Particle Characterization: Challenges Associated With Submicrometer-Sized Objects
Craig S. Schwandt
American Laboratory - April 02, 2014
Materials in the form of particulate or engineered objects are relatively easy to characterize in terms of their composition, shape, size, and size distribution, provided they are larger than 1 μm in average dimension. It is often assumed that nanometer-scale materials are just smaller versions of larger-sized materials made with the same precursors and procedures, but the chemical and physical interactions of submicrometer- or nanometer-scale materials are in fact different—offering new materials with novel properties. The very small scale of these new materials makes them very difficult to accurately characterize, and because of their unique properties, it is critical for materials scientists and engineers to conduct confirmatory analysis to verify the properties of their materials.
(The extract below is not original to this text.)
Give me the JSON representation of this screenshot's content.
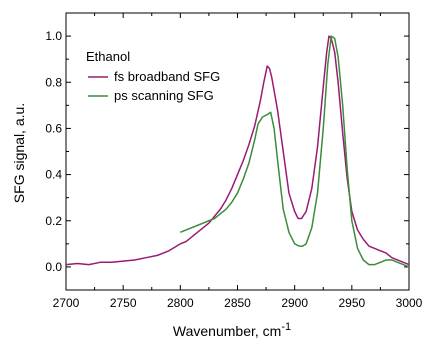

Fortunately, advances in analytical instrumentation, especially field emission scanning electron microscopy (FESEM), permit characterization of submicrometer-sized materials. Several challenges need to be addressed in order to successfully accomplish a comprehensive, high-quality material characterization. These include: calibrating the scalar measurement tools of the FESEM, understanding the limitations of sample handling and preparation relative to other methods, the inability to use automated methods either in terms of image analysis software or other optical size distribution methods, and using crystal structural analysis to strengthen elemental analysis when small analysis volumes preclude standards for fully quantitative analysis.